Trabalhava, estudava, dormia. Em breves intervalos, comia algo. Seu único luxo era tomar banhos longos e quentes, com seus sabonetes preferidos e hidratantes por todo o corpo, que a faziam relaxar e a conduziam rapidamente a um estado de sono profundo.
Ele sentia saudades dela. Nas últimas semanas, pouco se viam. Era mais fácil falar ao telefone,durante o dia, ao som de seus escritórios que misturavam conversas, risadas, Alpha FM de fundo, cheiro de café e mãos que seguravam os queixos. E, à noite, deitados na cama – cada um, sobre a sua -, para desejar um “boa noite” quase embalado por Morpheu.

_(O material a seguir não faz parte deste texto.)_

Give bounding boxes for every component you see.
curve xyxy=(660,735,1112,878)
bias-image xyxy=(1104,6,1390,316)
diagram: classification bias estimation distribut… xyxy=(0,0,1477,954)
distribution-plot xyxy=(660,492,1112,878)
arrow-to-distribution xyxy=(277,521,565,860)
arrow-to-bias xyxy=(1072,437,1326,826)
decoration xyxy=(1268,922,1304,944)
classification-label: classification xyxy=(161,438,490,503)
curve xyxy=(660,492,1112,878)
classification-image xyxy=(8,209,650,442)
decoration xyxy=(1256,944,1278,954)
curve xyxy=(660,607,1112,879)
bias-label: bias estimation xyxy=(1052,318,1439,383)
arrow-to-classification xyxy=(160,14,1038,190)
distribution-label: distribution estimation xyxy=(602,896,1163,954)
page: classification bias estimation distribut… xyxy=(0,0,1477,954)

Eles não tinham nada formal. Nenhuma proposta. Nenhum “quer?” e nenhum “sim”. Isso já fazia quase um ano. Ela pediu assim. Sabendo que não se dedicaria corretamente àquele cara gente boa, pediu que não houvesse compromisso para que não surgissem cobranças. Ela sabia dos riscos que corria, já que ambos estavam livres e poderiam conhecer alguém mais acessível nesta jornada louca. Ele até saía com outras garotas, mas nada era igual a estar com ela. Com ela era tudo muito bom – e ele sempre dizia: “Não é só o sexo que é bom. Vocês não têm capacidade intelectual de entender o que acontece entre a gente”. E as últimas semanas estavam de matar. Sentiam saudades de sentar em frente à TV, assistir comédia pastelão, fazer nada, juntos. Era uma bobeirinha, um quase nada, uma rotina chata para quem pudesse ver de fora. De dentro daquele pseudo-relacionamento, aquelas bobeirinhas se tornavam pedras preciosas.

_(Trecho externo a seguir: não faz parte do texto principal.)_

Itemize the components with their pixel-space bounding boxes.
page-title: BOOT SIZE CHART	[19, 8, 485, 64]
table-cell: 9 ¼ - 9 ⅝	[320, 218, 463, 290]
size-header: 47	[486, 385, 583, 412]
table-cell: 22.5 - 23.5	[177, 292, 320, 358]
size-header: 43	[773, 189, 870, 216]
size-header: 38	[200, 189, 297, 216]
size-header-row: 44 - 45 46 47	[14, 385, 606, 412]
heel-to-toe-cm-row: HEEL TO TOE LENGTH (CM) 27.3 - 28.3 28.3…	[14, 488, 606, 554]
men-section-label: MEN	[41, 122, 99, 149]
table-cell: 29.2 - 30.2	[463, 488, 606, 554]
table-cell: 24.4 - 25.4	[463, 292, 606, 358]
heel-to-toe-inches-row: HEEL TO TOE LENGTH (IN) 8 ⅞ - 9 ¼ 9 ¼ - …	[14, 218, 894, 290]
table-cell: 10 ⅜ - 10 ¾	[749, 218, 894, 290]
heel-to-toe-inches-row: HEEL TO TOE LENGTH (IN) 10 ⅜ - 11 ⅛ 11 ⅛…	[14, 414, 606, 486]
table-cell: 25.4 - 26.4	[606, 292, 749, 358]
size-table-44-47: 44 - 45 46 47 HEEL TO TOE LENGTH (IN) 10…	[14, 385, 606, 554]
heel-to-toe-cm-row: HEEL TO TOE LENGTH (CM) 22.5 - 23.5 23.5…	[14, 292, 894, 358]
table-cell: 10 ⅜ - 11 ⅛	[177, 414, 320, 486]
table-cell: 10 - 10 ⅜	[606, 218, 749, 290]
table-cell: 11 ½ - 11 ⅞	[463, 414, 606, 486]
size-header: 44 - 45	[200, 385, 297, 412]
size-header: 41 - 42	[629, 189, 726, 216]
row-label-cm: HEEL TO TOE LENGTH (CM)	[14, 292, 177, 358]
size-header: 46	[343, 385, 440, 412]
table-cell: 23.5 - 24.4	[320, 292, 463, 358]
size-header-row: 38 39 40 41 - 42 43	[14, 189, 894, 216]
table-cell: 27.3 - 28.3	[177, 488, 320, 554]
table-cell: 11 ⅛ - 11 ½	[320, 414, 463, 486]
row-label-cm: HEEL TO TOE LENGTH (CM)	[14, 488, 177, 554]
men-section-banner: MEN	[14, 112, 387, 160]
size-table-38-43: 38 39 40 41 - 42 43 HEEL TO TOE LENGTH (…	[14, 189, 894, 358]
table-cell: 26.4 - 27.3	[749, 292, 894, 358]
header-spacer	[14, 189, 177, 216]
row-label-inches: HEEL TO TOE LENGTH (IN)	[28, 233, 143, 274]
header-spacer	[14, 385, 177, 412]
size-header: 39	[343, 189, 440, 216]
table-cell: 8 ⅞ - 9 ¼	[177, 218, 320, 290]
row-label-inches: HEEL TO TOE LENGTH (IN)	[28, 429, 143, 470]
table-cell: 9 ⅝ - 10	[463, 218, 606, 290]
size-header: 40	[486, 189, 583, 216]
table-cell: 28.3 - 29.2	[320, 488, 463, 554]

Era uma Quinta-Feira, dessas que não se espera nada de diferente. Ele
planejou pela manhã que apareceria, à noite, de surpresa. Conhecia os
horários dela, queria mexer em seus cabelos, sempre cheirosos, dar um
daquele beijos que os acendia rapidamente, ficar nu, trepar na sala.
Chegou de mansinho, aquela velha mania de entrar sem se anunciar ao
interfone – sabe como é, amigo do porteiro, entra e fala do último jogo de futebol… coisas de homem. A porta dela não estava trancada, entrou e a viu deitada no sofá, assistindo um besteirol qualquer na TV, quase cochilando, pijama de flanela, pantufas, cobertor felpudo. “Que merda”, ele pensou. “Por que vim sem ligar?”

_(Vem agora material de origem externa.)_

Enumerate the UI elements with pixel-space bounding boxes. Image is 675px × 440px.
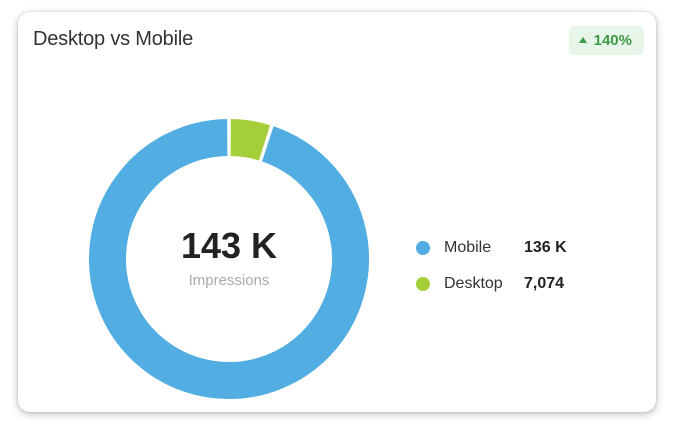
- legend-swatch-mobile: [416, 241, 430, 255]
- chart-card: Desktop vs Mobile 140% 143 K Impressions…: [18, 12, 656, 412]
- donut-slice-mobile[interactable]: [87, 116, 371, 401]
- legend-value-desktop: 7,074: [524, 275, 565, 292]
- donut-chart: [87, 116, 371, 401]
- triangle-up-icon: [578, 36, 587, 43]
- chart-legend: Mobile 136 K Desktop 7,074: [416, 230, 567, 302]
- card-title: Desktop vs Mobile: [33, 28, 193, 50]
- donut-slice-desktop[interactable]: [228, 116, 273, 163]
- change-badge-value: 140%: [593, 32, 632, 49]
- legend-item-mobile[interactable]: Mobile 136 K: [416, 230, 567, 266]
- donut-center-value: 143 K: [180, 225, 278, 266]
- change-badge: 140%: [568, 26, 644, 55]
- legend-swatch-desktop: [416, 277, 430, 291]
- legend-item-desktop[interactable]: Desktop 7,074: [416, 266, 564, 302]
- donut-center-label: Impressions: [188, 272, 270, 289]
- legend-label-desktop: Desktop: [444, 275, 503, 292]
- legend-value-mobile: 136 K: [524, 239, 567, 256]
- legend-label-mobile: Mobile: [444, 239, 492, 256]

Ela viu o olhar dele, calado. Não teve o que comentar. Esboçou um “oi”
tímido, sem graça. O conhecia, seu olhar, aquele semblante. Percebeu que ele tinha planejado algo, e vê-la daquele jeito – praticamente um
ursinha-carinhosa de pelúcia – tinha sido um balde de água trincando de gelada sobre a cabeça dele. “Vem aqui, gatinho”, foi tudo o que ela
conseguiu dizer.
Ele sentou no sofá, colocou a cabeça dela sobre suas pernas. Mexia em seus cabelos enquanto falavam da vida, olhos nos olhos, uma evidente compaixão misturada à decepção criada pela própria expectativa. É claro que ela não iria ajudar a realizar seus planos. Nem seria humano pensar nisso, vendo aquela ursa colorida sobre o sofá.
Ela foi pegando no sono, começou a respirar mais forte… dormiu. Ele só a ajeitou sobre o sofá e ia embora. Ela percebeu o movimento, o chamou baixinho. Pediu para ele voltar rapidinho que ela precisava falar algo. Foi sussurrando no ouvido dele, e dando uma breve lambida, que ela disse: “Volta amanhã?”